Leon Theremin, icadını bizzat Bolşevik lider Lenin’e sunmuş ve Lenin aleti çalabilmek için ders almakla kalmamış, Sovyetler Birliği’ne dağıtılsın diye 600 tane de sipariş vermiş. Daha sonra, yine Lenin’in desteğiyle theremin için, son Sovyet teknolojisinin tanıtımı amacıyla bir Avrupa turu bile yapılmış. Aletin Amerika’ya ulaşması ve patentinin alınması ise 1928’de gerçekleşmiş.
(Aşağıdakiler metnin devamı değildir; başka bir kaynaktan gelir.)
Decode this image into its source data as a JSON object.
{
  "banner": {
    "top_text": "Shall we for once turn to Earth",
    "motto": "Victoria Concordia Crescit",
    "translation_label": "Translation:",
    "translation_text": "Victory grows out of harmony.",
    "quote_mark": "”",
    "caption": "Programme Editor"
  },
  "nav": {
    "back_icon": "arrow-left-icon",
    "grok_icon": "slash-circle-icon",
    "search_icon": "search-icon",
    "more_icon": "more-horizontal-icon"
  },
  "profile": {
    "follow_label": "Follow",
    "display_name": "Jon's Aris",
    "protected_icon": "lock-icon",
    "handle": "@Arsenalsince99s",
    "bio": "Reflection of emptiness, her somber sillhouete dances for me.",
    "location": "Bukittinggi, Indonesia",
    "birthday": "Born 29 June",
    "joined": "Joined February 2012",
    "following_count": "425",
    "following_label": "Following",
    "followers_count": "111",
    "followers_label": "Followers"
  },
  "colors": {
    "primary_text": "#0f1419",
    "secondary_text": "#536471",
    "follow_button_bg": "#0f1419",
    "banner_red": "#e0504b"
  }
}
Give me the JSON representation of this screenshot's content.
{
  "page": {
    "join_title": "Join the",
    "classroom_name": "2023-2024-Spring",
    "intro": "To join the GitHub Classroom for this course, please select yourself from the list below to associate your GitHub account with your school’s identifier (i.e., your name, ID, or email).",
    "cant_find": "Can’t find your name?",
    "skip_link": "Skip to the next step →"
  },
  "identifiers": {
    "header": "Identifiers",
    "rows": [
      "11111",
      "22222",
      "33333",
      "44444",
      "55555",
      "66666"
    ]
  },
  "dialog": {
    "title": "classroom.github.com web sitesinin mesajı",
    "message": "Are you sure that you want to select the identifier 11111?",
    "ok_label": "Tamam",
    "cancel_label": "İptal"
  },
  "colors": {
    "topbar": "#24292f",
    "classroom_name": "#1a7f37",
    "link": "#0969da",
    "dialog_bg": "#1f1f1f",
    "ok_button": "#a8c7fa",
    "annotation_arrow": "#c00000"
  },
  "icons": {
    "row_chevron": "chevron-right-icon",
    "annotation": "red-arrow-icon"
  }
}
Besteci Edgar Varese 1934 yılında iki theremin için bir eser yazmış, ama esas Beach Boys topluluğu 1966’da theremin’i meşhur etmiş. Açık Radyo’da (94.9) hafta arası her sabah Beach Boys’un ’Good Vibrations’ını, dolayısıyla theremin’in sesini duyabilirsiniz. Ayrıca Led Zeppelin, Jean-Michel Jarre, Aerosmith, Portishead gibi farklı türden gruplar, müzisyenler ve yerli topluluk Babazula da bu aletin büyüsüne kapılmışlar. ’Pürüzsüz’ bir sese sahip olan büyük müzisyen Tom Waits de tiyatro ve müziği bir araya getirdiği ’Alice’de bu aleti kullanarak ve güzel titreşimler yaratıyor. Sinema ve televizyon dünyasında ise liste daha da uzayabilir. İlk olarak ise Miklos Rosza, Alfred Hitchcock’un ’Spellbound/Öldüren Hatıralar’ filminde theremin’i kullanmış.